Éteindre des feux, allumer la magie de Noël

M. Hist,
Est-ce que la collecte de jouets organisée par les pompiers remonte à longtemps?
Erika
Chère Erika,
En cette période de l’année à Sherbrooke, c’est bien plus que le froid qui s’installe ou les décorations qui apparaissent en vitrine. C’est aussi la période où nos pompiers se transforment en véritables lutins du père Noël, perpétuant une tradition née il y a plus de 80 ans.

Tout commence en 1940, lors d’un incendie dévastateur sur la rue Saint-Édouard.
La rue St-Édouard, située entre les rues King et Marquette, n’avait pas très bonne réputation. La rue disparaîtra d’ailleurs pour laisser place au bureau fédéral de Postes Canada.
Après le sinistre, huit familles se retrouvent à la rue, avec pour seul horizon un hiver rude et sans abri. Face à ce drame, Léopold Lessard, pompier au grand cœur, décide d’agir. Il organise une collecte, non pas seulement de jouets, mais de tout ce qui pourrait aider: vêtements, matelas, meubles…
Dans les années qui suivent, l’initiative évolue. En 1944, la Jeune Chambre de commerce prend en charge la distribution des jouets, pendant que les pompiers s’occupent de les remettre en état. Marteaux, pinceaux et beaucoup d’huile de coude permettent de transformer les jouets usagés en petits trésors pour les enfants démunis. Une vocation est née: apporter un peu de magie aux familles dans le besoin.
En 1959, les pompiers reprennent les rênes de la collecte. Ils invitent toute la ville à faire preuve de générosité en donnant des jouets inutilisés. Même les détenus de la prison locale mettent la main à la pâte, réparant avec soin les jouets abîmés. Chaque jouet porte ainsi une histoire, une preuve tangible de solidarité.

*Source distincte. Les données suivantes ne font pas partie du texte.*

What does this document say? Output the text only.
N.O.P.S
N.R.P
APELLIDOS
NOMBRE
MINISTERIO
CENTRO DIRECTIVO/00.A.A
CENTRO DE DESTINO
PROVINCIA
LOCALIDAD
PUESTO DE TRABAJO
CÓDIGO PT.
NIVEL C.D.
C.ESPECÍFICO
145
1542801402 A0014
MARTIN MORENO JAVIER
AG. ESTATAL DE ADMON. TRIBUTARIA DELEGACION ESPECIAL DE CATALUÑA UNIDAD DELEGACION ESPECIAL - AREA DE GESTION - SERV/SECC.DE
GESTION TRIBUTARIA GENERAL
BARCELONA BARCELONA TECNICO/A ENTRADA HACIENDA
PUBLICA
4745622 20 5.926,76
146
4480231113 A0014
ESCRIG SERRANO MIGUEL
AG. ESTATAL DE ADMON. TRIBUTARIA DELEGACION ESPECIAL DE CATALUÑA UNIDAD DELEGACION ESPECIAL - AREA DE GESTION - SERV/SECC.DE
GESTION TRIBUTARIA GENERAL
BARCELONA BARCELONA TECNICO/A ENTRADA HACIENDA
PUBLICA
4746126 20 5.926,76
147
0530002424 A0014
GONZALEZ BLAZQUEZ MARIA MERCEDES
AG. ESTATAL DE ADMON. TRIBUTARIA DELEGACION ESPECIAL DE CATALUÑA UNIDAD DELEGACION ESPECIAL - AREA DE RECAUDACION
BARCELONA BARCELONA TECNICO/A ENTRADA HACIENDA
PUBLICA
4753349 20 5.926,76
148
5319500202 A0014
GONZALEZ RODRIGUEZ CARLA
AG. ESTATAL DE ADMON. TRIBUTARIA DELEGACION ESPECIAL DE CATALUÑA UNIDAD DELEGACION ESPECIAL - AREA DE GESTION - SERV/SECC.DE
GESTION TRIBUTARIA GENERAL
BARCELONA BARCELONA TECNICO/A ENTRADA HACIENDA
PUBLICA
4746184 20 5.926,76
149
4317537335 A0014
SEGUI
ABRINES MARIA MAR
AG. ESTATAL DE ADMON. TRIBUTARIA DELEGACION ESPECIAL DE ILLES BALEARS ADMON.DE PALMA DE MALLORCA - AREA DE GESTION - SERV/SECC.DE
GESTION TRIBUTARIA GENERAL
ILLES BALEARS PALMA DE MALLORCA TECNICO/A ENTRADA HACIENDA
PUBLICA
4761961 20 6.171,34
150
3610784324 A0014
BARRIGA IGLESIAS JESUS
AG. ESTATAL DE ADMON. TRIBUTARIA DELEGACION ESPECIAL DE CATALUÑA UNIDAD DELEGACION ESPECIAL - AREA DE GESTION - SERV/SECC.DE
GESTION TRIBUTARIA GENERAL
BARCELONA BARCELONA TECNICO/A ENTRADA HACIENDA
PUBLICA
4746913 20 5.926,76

L’opération prend de l’ampleur au fil des années. En 1960, les pompiers visent une collecte de 5000 jouets, mais en récupèrent finalement 8000! Ce succès donne lieu à une grande parade dans les rues de Sherbrooke, avec une quarantaine de véhicules, le père Noël en tête. La distribution des jouets devient un événement attendu, mobilisant pompiers, bénévoles et dignitaires.
Les années passent, mais l’esprit reste. Les poupées et tricycles des années 1970 laissent place aux jouets électroniques, et les jouets d’occasions sont progressivement remplacés par des jouets neufs. Une nécessité dictée par l’évolution des jouets modernes, mais aussi par la volonté de respecter les normes de sécurité.
(Photo La Tribune, 21 décembre 1970)
(Photo La Tribune, 21 décembre 1970)
Derrière cette œuvre, il y a des visages et des noms. Léopold Lessard, l’initiateur, a laissé un héritage que son fils Michel perpétue avec passion. Retraité du service des incendies, Michel est toujours fidèle au poste, épaulant ses anciens collègues pour que cette tradition perdure.
Aujourd’hui, les pompiers de Sherbrooke ne se contentent pas de collecter des jouets. Tout au long de l’année, ils organisent des levées de fonds pour acheter des jouets neufs, garantissant un Noël magique pour des centaines de familles. Et si vous souhaitez donner des jouets usagés? Les dons sont redirigés vers Estrie Aide, poursuivant leur mission d’entraide au sens large. Plus de quatre-vingt ans après l’incendie de la rue Saint-Édouard, les pompiers continuent d’embraser des étoiles dans les yeux des enfants. La campagne de jouets des Pompiers de Sherbrooke demeure active encore aujourd’hui, en 2024. Plus qu’un simple geste de générosité, cette collecte est devenue une tradition ancrée dans l’histoire, un témoignage de solidarité locale. Alors, pourquoi ne pas y participer?